Twenty years after its initial release, the orchestral pop classic that is the self-titled debut from Cardinal is being reissued by Fire Records. Returned to it's original tracklisting on LP, the record is a rush of exquisite songwriting and brilliant arrangements that was way ahead of its time, courtesy of the duo of Richard Davies and Eric Matthews. Also included is a CD of demos and bonus tracks as well as new liner notes featuring an entertaining oral history of the making of the record with Davies, Matthews and Producer Tony Lash (Heatmiser, Elliott Smith.)
>Recorded during the height of grunge, and financed by Sub Pop's good fortune, the record's sweet melodies and surging orchestration were an anomaly that paved the way for bands like the Flaming Lips to follow. Mixing Davies' love of the Bee Gees and The Left Banke with his punk roots as well as Matthews' intense attention to detail and nuanced mini symphonies, they created a record that was at once out of time as well as forever timeless.
They were brought together by Sebadoh drummer Bob Fay after Davies found himself in love and in Boston, following an exodus from Australia with his band The Moles and their eventual implosion in London. Sensing the possibilities available by putting Matthews and Davies together, the trio immediately began working on Davies' clutch of songs that he had been stockpiling, aided by the use of Bob Weston's (Shellac, Mission of Burma) practice space and its 4-track recording equipment.

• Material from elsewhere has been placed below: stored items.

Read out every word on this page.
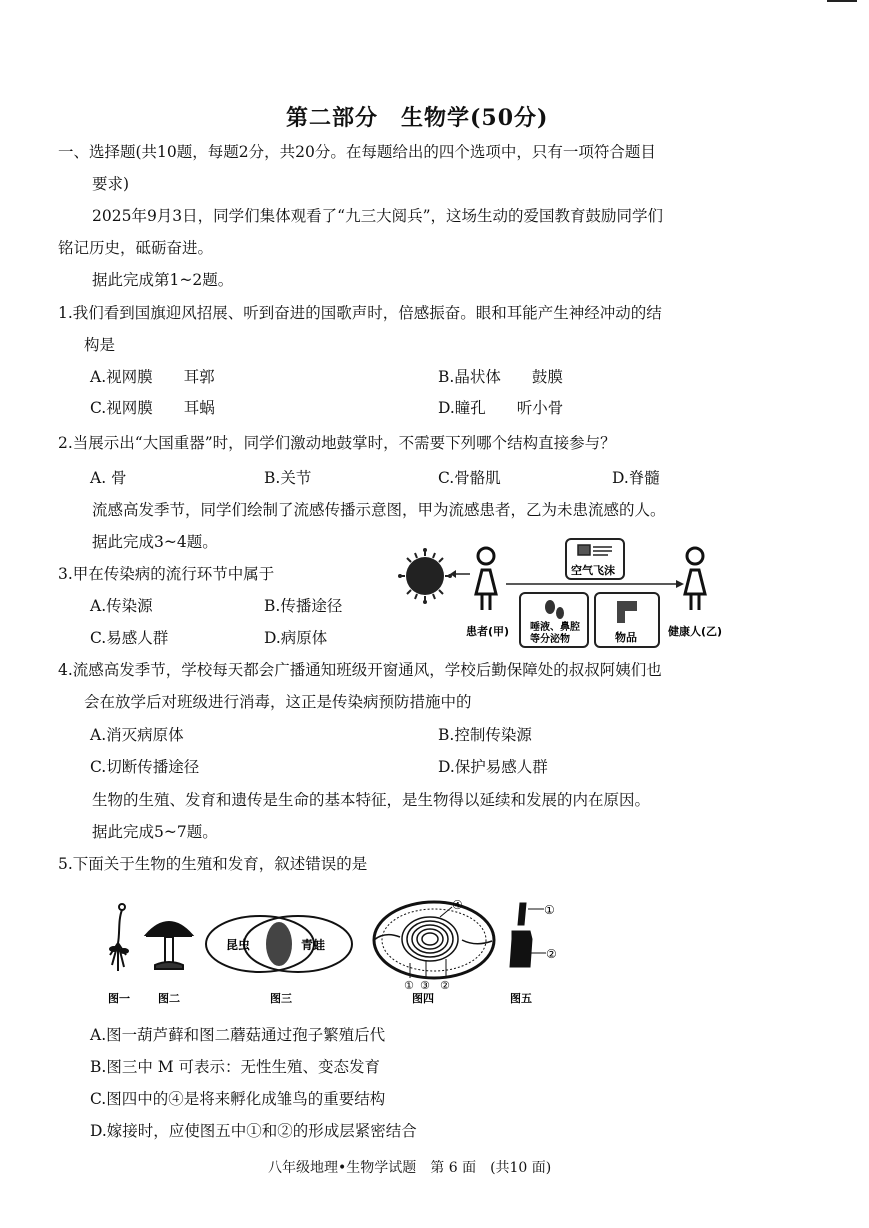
第二部分　生物学(50分)
一、选择题(共10题，每题2分，共20分。在每题给出的四个选项中，只有一项符合题目
要求)
2025年9月3日，同学们集体观看了“九三大阅兵”，这场生动的爱国教育鼓励同学们
铭记历史，砥砺奋进。
据此完成第1~2题。
1.我们看到国旗迎风招展、听到奋进的国歌声时，倍感振奋。眼和耳能产生神经冲动的结
构是
A.视网膜　　耳郭	B.晶状体　　鼓膜
C.视网膜　　耳蜗	D.瞳孔　　听小骨
2.当展示出“大国重器”时，同学们激动地鼓掌时，不需要下列哪个结构直接参与？
A. 骨	B.关节	C.骨骼肌	D.脊髓
流感高发季节，同学们绘制了流感传播示意图，甲为流感患者，乙为未患流感的人。
据此完成3~4题。
3.甲在传染病的流行环节中属于
A.传染源	B.传播途径
C.易感人群	D.病原体	患者(甲)
空气飞沫
唾液、鼻腔
等分泌物	物品	健康人(乙)
4.流感高发季节，学校每天都会广播通知班级开窗通风，学校后勤保障处的叔叔阿姨们也
会在放学后对班级进行消毒，这正是传染病预防措施中的
A.消灭病原体	B.控制传染源
C.切断传播途径	D.保护易感人群
生物的生殖、发育和遗传是生命的基本特征，是生物得以延续和发展的内在原因。
据此完成5~7题。
5.下面关于生物的生殖和发育，叙述错误的是
图一	图二
昆虫	青蛙
图三
④
① ③ ②
图四
①
②
图五
A.图一葫芦藓和图二蘑菇通过孢子繁殖后代
B.图三中 M 可表示：无性生殖、变态发育
C.图四中的④是将来孵化成雏鸟的重要结构
D.嫁接时，应使图五中①和②的形成层紧密结合
八年级地理•生物学试题　第 6 面　(共10 面)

After pushing for a disastrous live show and an equally bad recording session, Davies found the band at an impasse. Knowing that the chemistry and songs were too good to just remain a casual pursuit, forces seemed to conspire against them further when Matthews decided to move back to Oregon and Fay's Sebadoh activities became more pressing. Luckily, the Toy Bell EP they had put together was generating some label interest, and a pair of Sub Pop staffers with a new imprint of their own (and a long held love of The Moles) managed to win over Davies in a decidedly awkward meeting in his Boston apartment.
With a limited budget and a desperate need for a sympathetic recording environment away from the bombast of the day, Davies and Matthews settled on working with Tony Lash in Portland. This meant Fay would not be able to be involved, and his replacement was quite a surprise, as Poison Idea's Steve "Thee Slayer Hippy" Hanford found his way behind the drum kit and delivered a delicate touch. It soon became apparent that this may be the beginning and end of Cardinal all at once, and the duo poured everything into the recording session. Matthews came prepared and pushed the songs into ornate and adventurous directions, framing Davies' songs in a brilliant light and encouraging incredible performances from everyone involved.
The result was a collection of perfect songs tightly wrapped for appreciation at a later date. In looking back to a time when pop was allowed to be sweet and string-laden, they had become an instant island in a sea of loud guitars and flannel shirts. Fawning reviews would serve as a springboard for solo careers for both, but Cardinal quickly became a hidden treasure amongst savvy listeners, and Davies and Matthews would not work together again for 18 more years.